Contentment Amidst Trauma
Marti Wibbels, MS, LMHC
Contentment could be described as being satisfied. It’s realizing we can survive traumatic stress and be victorious amidst life’s unavoidable challenges and concerns. Not only does an attitude of contentment include choosing to be joyful; it’s relaxing in God’s provision of strength, peace, and hope.
Whenever we don’t choose contentment, we can experience difficult emotions like sadness, hopelessness, depression, hurt, dejection, or frustration. Although those emotions are neither right nor wrong, they can indicate something is wrong. Challenging emotions can be viewed as invitations to learn healthy ways to face life’s inevitable sorrows and disappointments, to learn the art of divine contentment.

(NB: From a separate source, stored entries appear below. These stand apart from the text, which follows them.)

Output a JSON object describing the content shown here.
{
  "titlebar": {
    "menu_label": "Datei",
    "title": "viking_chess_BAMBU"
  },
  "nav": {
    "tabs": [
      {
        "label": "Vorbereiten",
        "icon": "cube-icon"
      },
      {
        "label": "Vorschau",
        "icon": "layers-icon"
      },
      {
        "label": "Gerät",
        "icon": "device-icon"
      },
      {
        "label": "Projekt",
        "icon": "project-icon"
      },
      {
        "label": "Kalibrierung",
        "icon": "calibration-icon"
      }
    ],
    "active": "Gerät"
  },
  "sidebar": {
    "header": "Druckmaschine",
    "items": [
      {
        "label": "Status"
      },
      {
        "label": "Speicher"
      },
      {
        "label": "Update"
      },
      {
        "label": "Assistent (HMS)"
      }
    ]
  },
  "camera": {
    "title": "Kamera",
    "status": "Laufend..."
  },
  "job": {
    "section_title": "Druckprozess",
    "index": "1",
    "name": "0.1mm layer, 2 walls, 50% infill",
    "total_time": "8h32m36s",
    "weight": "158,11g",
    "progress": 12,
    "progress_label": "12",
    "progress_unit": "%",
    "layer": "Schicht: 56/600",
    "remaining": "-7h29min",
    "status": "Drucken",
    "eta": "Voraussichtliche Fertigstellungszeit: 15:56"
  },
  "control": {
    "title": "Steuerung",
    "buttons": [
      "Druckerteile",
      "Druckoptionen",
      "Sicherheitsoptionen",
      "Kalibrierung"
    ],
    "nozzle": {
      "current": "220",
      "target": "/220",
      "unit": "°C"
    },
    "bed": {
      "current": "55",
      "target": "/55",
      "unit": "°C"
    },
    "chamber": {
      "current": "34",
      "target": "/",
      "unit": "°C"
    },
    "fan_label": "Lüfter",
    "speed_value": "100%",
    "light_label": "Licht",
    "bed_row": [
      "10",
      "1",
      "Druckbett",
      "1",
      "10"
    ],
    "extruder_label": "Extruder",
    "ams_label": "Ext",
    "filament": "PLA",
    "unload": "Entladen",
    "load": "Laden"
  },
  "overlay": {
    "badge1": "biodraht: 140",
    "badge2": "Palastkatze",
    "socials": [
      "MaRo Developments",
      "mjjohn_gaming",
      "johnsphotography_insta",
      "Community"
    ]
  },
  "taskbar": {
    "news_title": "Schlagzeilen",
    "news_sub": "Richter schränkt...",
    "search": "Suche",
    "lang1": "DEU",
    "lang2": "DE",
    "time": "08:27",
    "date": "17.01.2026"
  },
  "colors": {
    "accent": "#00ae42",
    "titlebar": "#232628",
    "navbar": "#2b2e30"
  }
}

Even in the midst of trauma, we can learn contentment. An attitude of contentment can transform every day, interaction, and situation. In Philippians 4:11-14, Paul said, …I have learned to be content in whatever circumstances. I know what it is to be in need, and I know what it is to have plenty. I have learned the secret of being content in any and every situation, whether well fed or hungry, whether living in plenty or in want. I can do everything through Him who gives me strength.
A book published in 1653, “The Art of Divine Contentment” is as relevant now as it was then. Author Thomas Watson described contentment as a “hard lesson… the angels [who rebelled] in heaven had not learned; they were not contented.” Citing Job and his suffering, Watson noted that Job blessed God “and was content, even though his children were taken away.” When we, like Job, suffer intense loss, Watson urges us to “think how many mercies you still enjoy.”
Real contentment involves consistently making healthy choices to grow in all areas of life—mental, physical, social, emotional and spiritual. 1 Timothy 6:6-8 describes the growth process as … a source of immense profit, for] godliness accompanied with contentment (that contentment which is a sense of inward sufficiency) is great and abundant gain. For we brought nothing into the world, and obviously we cannot take anything out of the world; but if we have food and clothing, with these we shall be content (satisfied) [Amplified].
Three intentional steps can help us build contentment:
- Rest: make time for relaxation, learning to accept legitimate physical needs. In Margin, Richard Swenson, M.D., described four gears essential to maintaining a healthy lifestyle. The first gear, Park, is “for rest and renewal,” said Dr. Swenson. Relaxation includes choosing to let your mind be content, allowing God to give you His peace amidst current challenges and concerns. The second gear, Low, is the “gear for relationships, for family and friends…the gear [that] prevents us from being distracted and nervously moving on to the next activity while still in the middle of a conversation.” The third gear, Drive, is “our usual gear for work and play. This gear uses lots of energy, and the faster speed feels good because it is productive.” Swenson says the fourth gear, Overdrive, “needs to be reserved for times that require extra effort.”
- Enjoy God’s creation: time in nature can result in lavish psychological benefits, including improved attention span and mood, as well as increased activity in areas of the brain responsible for empathy and emotional stability. Being outdoors in sunshine also allows exposure to essential vitamin D, helping maintain a healthy immune system.
- Look at life through the lens of God’s Word. Choosing to focus on Him instead of problems, people, or other concerns, we experience “peace that passes understanding” (see Philippians 4:7), discovering the reality of His promise to be “our refuge and strength” (Psalm 46:1).